7 Mai 2024

„Sell in May and go away” – oder doch investiert bleiben?

May

Die Börsenregel „Sell in May and go away, but don’t forget to come back in September“ ist ein bekannter Slogan unter Anlegern. Sie besagt, dass die Aktienmärkte in den Sommermonaten tendenziell schwächere Renditen erzielen. Doch stimmt das überhaupt? Die Börsenregel im Faktencheck.

Der Rat der Börsenweisheit lautet, Aktien im Mai zu verkaufen und erst im September wieder einzusteigen. Diese Strategie wird oft mit der saisonalen Schwankung in den Aktienmärkten in Verbindung gebracht, aber ihre Wirksamkeit und Zuverlässigkeit sind unter Experten umstritten.

Wo liegt der Ursprung dieser Börsenregel?

Der Ursprung dieser Börsenweisheit liegt im historischen Verhalten der Aktienmärkte. Die Idee basiert auf der Beobachtung, dass die Monate Mai bis September oft weniger ertragreich sind als die Monate von November bis April. Die genaue Herkunft ist nicht eindeutig dokumentiert, aber es wird oft angenommen, dass sie aus England stammt, wo die wohlhabenden Anleger und Finanziers London im Sommer verließen und aufs Land zogen, was zu einem Rückgang des Handelsvolumens und der Marktaktivität führte.

Was sagt die Wissenschaft?

In den letzten Jahrzehnten haben zahlreiche Studien die „Sell in May“-Strategie untersucht. Eine der bekanntesten Analysen stammt von Bouman und Jacobsen (2002), die Daten aus 37 Ländern überprüften und feststellten, dass die durchschnittlichen Renditen in der Periode von Mai bis Oktober signifikant niedriger waren als in den anderen Monaten. Diese Ergebnisse unterstützten die Idee einer saisonalen Anomalie auf den globalen Märkten.

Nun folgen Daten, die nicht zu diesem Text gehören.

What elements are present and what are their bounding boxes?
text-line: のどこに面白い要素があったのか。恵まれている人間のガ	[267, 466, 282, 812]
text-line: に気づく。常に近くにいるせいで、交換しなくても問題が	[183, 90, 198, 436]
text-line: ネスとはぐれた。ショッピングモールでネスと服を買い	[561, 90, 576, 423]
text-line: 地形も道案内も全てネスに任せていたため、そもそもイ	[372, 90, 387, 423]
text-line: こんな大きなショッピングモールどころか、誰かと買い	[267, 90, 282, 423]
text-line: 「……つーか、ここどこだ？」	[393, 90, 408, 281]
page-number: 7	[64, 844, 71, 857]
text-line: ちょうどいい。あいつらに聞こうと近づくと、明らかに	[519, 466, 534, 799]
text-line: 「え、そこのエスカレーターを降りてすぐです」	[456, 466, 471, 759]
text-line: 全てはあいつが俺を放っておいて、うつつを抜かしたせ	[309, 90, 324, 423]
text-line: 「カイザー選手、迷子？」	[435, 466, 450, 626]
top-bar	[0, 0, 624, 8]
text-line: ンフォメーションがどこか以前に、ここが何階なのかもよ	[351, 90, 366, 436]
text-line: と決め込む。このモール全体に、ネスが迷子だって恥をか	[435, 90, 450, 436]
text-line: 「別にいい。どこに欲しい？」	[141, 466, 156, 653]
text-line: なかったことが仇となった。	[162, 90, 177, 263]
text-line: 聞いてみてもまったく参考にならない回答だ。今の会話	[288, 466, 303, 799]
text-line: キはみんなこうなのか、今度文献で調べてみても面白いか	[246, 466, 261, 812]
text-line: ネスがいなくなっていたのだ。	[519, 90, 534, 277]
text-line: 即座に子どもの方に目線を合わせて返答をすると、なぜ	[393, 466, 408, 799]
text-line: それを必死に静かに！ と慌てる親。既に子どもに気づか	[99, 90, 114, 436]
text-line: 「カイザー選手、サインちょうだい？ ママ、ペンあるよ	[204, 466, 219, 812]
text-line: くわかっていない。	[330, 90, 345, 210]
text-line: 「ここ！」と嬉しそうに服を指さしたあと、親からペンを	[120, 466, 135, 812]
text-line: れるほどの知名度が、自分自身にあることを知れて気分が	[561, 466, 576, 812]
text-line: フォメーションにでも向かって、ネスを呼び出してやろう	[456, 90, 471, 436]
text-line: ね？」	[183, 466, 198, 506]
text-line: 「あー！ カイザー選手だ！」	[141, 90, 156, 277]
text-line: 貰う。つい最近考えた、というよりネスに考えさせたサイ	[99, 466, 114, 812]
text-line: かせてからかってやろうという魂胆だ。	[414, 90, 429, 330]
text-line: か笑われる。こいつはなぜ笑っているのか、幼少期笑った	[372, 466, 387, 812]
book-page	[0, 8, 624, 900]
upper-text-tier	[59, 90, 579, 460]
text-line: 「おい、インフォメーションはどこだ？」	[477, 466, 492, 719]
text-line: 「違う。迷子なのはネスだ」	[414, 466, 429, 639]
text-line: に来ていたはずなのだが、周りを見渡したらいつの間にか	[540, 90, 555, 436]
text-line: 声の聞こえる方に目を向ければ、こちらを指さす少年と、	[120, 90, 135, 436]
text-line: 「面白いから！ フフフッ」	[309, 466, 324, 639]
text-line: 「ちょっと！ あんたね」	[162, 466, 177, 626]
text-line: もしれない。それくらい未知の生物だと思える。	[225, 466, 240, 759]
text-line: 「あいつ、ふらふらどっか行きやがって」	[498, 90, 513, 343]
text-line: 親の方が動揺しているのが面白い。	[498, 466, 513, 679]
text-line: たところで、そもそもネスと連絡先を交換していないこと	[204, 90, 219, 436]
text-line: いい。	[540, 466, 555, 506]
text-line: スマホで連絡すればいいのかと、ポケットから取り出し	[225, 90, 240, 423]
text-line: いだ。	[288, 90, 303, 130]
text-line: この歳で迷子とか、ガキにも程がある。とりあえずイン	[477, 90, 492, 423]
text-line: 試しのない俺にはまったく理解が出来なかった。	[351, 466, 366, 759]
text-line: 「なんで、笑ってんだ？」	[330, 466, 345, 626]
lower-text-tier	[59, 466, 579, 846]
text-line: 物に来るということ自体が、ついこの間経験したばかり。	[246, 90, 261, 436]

Wie sah es in den vergangenen Dekaden aus?

Eine Analyse der letzten 25 Jahre zeigt gemischte Ergebnisse. Betrachtet man den S&P 500, zeigt sich, dass in etwa 60% der Jahre im Zeitraum von 1998 bis 2023 die Renditen von Mai bis September tatsächlich niedriger waren als in den Monaten von Oktober bis April. Ähnlich fällt die Analyse der vergangenen zehn Jahre aus. Bei Befolgung der Strategie hätten in vier von zehn Jahren Verluste vermieden werden können, insbesondere in Jahren mit signifikanten Sommerkorrekturen.
Jedoch gibt es bedeutende Ausnahmen, insbesondere während der Covid-19-Pandemie, als in den Jahren 2019-2020 und 2020-2021 während der Sommermonate die Akteinmärkte überraschend stark performten. Auch während der Finanzkrise 2008 gab es sehr starke Sommermonate.
Die durchschnittliche Performance bei Befolgung der „Sell in May“-Strategie variiert. Während einige Jahre eine positive Differenz zwischen dem Vermeiden der Sommermonate und dem Halten der Aktien das ganze Jahr über zeigen, gibt es auch Jahre, in denen diese Strategie zu entgangenen Gewinnen führte, besonders in bullischen Marktphasen.

Was sagen die Kritiker?

Kritiker der „Sell in May“-Strategie argumentieren, dass die Kosten für den Verkauf und späteren Rückkauf von Aktien, Steuern auf realisierte Gewinne und das Risiko, bedeutende Marktbewegungen zu verpassen, die potenziellen Vorteile überwiegen könnten. Moderne Finanztheorien und effiziente Marktmodelle stellen ebenfalls die Prämisse in Frage, dass systematisch vorhersehbare und wiederholbare Muster in den Aktienrenditen existieren.

Und wie lautet nun das Fazit?

„Sell in May and go away“ ist eine hübsch klingende Börsenweisheit, deren Anwendung und Erfolg jedoch stark von den spezifischen Umständen und Marktkonditionen jedes Jahres abhängen. Es gibt viele Beispiel, in welchen diejenigen, die der „Sell in May“-Regel folgten, sehr gute Aktienrenditen verpasst hätten. Das Wichtigste für Langfrist-Anleger ist und bleibt daher, investiert zu sein. Genau das unterscheidet sie von Spekulanten. Erfahrungsgemäß lauert die größte Gefahr darin, nicht investiert zu sein. Übermäßiges Timing von schlichtweg ungewissen Zukunftsereignissen führt in der Regel dazu, dass man zwar vielleicht ein paar schlechte Tage vermeidet, aber viel häufiger die sehr viel wichtigeren besten Tage verpasst.